Daewan wrote...
TeenZombie wrote...
(snipped)
Argh, no kidding, I'm at the point now where I don't want to watch anymore Joss Whedon shows, because it's inevitable that whatever characters I like will DIE, the moment they fall in love or are happy for more than three seconds. You can have a compelling story without making everything dire and tragic all the time.
(snipped again)
Okay, name a compelling story where nothing dire and tragic happens. If it didn't happen when they were happy or in love, it wouldn't be tragic!

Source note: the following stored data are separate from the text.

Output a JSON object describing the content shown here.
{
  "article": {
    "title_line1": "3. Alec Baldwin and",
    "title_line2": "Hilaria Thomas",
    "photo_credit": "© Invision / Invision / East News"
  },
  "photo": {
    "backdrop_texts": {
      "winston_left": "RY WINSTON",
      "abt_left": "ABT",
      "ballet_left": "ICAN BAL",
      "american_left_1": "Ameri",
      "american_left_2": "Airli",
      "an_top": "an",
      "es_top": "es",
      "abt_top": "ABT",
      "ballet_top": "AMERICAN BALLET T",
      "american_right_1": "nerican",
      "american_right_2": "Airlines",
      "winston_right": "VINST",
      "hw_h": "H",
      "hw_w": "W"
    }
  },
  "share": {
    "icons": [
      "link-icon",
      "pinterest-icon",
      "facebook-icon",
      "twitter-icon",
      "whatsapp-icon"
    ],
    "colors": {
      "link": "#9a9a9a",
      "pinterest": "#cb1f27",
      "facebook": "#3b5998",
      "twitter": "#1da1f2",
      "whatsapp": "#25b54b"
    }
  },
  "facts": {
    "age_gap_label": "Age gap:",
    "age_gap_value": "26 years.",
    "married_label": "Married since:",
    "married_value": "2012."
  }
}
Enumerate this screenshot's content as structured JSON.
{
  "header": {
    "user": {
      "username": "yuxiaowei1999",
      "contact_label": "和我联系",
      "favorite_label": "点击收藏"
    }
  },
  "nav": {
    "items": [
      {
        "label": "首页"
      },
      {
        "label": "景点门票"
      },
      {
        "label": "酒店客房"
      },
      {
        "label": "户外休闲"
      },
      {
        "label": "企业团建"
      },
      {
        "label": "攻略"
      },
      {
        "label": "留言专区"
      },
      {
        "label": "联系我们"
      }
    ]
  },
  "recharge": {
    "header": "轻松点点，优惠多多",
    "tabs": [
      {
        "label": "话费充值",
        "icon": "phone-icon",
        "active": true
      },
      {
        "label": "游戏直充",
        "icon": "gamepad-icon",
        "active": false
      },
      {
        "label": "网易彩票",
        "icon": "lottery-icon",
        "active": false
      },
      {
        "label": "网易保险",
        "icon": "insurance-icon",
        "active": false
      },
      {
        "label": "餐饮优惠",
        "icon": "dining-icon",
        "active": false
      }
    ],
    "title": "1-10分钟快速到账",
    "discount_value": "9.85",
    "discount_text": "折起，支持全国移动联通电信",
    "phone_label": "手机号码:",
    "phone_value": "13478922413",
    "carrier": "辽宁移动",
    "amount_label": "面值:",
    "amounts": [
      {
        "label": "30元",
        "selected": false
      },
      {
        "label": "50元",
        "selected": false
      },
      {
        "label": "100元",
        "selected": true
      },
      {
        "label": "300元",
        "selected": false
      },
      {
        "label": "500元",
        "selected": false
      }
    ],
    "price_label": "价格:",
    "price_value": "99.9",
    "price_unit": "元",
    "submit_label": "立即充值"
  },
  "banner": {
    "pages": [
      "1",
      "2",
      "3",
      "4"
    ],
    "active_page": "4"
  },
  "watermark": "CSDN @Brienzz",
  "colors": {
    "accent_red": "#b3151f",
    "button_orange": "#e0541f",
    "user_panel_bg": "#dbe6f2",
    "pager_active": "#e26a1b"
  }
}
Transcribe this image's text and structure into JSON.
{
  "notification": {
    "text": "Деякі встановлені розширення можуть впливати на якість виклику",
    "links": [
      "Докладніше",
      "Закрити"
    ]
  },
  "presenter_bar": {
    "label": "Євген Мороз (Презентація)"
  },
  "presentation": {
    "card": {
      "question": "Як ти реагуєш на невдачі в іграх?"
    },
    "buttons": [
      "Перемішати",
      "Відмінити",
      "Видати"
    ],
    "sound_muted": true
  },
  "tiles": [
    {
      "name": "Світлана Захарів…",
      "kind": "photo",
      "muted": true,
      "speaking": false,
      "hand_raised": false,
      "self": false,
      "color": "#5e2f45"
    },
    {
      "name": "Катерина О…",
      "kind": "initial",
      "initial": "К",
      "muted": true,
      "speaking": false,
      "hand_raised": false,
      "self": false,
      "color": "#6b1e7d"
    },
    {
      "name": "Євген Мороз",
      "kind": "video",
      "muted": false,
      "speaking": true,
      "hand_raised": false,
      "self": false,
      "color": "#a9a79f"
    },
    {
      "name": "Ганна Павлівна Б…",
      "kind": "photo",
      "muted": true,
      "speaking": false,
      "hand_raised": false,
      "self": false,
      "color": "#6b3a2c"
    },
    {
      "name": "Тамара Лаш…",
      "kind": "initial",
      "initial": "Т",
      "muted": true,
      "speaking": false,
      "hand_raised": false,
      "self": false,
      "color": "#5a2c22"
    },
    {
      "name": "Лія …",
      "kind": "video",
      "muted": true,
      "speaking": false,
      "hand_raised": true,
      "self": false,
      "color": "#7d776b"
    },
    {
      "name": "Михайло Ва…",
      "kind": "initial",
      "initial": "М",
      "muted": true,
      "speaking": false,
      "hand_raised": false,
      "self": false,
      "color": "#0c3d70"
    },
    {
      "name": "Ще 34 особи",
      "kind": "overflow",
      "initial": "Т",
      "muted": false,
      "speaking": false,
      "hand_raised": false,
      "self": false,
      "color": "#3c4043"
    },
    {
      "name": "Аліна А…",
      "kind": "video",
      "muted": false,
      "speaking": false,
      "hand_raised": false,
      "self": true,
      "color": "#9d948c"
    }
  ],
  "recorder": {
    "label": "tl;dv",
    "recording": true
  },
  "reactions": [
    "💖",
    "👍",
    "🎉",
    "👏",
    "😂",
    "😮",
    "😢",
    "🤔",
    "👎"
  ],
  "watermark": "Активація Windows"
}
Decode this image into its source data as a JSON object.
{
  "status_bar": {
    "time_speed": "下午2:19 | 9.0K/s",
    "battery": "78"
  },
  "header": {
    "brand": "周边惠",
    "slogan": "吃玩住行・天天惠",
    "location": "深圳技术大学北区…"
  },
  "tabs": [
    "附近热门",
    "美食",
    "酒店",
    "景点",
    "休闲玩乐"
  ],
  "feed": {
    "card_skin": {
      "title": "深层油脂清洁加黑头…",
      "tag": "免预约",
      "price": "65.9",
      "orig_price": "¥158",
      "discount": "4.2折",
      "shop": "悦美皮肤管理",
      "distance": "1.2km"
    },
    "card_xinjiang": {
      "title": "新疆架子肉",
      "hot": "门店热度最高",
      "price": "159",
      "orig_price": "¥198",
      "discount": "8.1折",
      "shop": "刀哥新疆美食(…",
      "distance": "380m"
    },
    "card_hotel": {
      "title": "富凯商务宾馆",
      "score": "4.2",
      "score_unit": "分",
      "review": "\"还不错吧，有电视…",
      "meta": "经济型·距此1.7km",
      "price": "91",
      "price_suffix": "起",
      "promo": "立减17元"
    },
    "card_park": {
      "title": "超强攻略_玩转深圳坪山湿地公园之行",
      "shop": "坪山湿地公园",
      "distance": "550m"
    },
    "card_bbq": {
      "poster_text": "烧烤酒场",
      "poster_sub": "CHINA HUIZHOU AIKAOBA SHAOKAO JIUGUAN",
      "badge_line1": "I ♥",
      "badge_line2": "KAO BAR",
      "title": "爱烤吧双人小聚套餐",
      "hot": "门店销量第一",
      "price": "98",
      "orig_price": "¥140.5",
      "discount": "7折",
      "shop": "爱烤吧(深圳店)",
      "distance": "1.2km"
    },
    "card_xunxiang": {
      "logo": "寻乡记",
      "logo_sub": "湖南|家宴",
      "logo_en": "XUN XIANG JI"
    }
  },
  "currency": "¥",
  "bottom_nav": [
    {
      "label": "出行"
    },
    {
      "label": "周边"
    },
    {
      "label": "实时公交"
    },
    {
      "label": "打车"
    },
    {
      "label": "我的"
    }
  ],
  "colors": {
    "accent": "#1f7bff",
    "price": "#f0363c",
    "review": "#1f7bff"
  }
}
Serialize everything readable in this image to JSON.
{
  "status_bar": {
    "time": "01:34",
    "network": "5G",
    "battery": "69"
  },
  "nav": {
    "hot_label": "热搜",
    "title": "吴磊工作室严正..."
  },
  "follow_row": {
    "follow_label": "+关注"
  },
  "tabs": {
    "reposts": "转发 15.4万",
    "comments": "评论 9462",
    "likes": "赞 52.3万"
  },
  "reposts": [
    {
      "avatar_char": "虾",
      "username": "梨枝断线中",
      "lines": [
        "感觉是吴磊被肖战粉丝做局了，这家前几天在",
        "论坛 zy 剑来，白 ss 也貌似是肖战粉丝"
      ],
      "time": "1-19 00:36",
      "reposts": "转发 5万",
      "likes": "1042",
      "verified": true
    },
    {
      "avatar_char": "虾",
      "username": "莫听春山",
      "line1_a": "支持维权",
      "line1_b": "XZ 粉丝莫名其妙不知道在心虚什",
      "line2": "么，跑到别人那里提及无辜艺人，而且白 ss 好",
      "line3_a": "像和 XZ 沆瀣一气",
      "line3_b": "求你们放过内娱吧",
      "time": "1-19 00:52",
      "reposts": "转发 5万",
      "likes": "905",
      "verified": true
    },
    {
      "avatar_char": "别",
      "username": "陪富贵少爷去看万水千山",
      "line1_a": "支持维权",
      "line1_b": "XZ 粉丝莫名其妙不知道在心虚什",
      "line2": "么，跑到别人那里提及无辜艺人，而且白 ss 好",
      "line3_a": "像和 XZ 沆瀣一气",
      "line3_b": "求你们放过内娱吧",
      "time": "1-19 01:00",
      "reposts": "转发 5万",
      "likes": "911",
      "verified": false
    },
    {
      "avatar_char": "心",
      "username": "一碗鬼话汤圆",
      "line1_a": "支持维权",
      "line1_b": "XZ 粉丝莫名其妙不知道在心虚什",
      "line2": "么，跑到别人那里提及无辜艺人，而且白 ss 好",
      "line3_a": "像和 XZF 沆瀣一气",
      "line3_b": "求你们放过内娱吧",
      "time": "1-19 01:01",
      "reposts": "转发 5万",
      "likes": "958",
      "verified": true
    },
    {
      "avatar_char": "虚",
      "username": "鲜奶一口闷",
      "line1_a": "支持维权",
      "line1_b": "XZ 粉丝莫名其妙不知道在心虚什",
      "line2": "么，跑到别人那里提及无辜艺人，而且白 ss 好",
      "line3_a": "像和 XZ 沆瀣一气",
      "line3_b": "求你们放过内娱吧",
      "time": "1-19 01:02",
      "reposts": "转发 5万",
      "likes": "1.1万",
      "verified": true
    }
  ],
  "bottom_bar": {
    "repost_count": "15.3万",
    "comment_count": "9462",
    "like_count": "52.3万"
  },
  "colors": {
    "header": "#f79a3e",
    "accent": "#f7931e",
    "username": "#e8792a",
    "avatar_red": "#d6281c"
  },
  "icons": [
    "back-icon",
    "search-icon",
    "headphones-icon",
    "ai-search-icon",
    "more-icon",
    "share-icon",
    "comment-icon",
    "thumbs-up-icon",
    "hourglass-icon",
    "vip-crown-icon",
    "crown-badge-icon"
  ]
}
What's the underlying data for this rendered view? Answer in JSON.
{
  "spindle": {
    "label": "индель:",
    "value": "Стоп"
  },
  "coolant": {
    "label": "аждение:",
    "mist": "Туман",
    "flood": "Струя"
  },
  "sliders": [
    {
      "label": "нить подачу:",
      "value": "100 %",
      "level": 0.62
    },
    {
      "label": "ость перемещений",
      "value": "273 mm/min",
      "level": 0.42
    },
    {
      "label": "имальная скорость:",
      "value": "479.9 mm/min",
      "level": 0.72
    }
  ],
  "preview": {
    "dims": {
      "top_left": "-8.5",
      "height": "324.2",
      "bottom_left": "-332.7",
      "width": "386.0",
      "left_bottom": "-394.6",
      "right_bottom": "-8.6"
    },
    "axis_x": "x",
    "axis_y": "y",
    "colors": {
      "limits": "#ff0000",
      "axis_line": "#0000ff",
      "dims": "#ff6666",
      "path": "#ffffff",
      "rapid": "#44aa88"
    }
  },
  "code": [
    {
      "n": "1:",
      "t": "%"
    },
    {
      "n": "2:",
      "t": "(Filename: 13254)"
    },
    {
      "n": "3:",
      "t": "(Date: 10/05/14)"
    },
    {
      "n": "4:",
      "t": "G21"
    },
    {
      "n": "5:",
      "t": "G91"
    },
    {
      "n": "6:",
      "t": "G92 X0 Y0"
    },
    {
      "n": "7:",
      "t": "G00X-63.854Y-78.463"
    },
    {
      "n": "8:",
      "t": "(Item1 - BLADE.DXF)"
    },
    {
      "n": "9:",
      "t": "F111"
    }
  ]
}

Humans (this includes you, unless you're secretly a sentient bagel) like tragedy. We like it because it gives us something to overcome. We like hearing/reading about it because we identify with the struggle more than the result. From the first humans huddled around a fire, the stories told were about great battles and dangerous hunts. This is why newspapers have disasters on the front page, and one column for human interest stories.
Everyone knows Romeo and Juliet even though most people haven't read it. It's why most date movies are tearjerkers.
Okay, I just came home, and the first books that I saw on my shelf that are compelling and NOT nonstop dire and tragic are
Moneyball,
The Powers That Be, and
I Am America And You Can Too!, and my favorite essayist is David Sedaris, so yes, it's very possible to find stories that are compelling without being unrelentingly gloomy. I have a bunch of fantasy books that are pretty untragic too, but I don't want to fully reveal how big a nerd I am, even here.

I don't *mind* tragedy in fiction, and most of the books I read have it, in one degree to another, but I don't need to be constantly reminded what a cruddy world we live in, and how horrible people are, in order to believe the story I'm being told is good. Humor is just as powerful as tragedy as a storytelling device, as is romance, as this thread and the other LI threads attest.
I didn't mind the end of Dragon Age: Origins, for instance, as much as some people did, but that was because I wasn't very attached to my Grey Warden, the way I am to Shepard. I would be *very* bummed if my Shepard didn't get a good ending, after all she's been through. I wouldn't mind if there were plenty of action BEFORE the end, but for me, a happy ending is important, and will make the series better overall.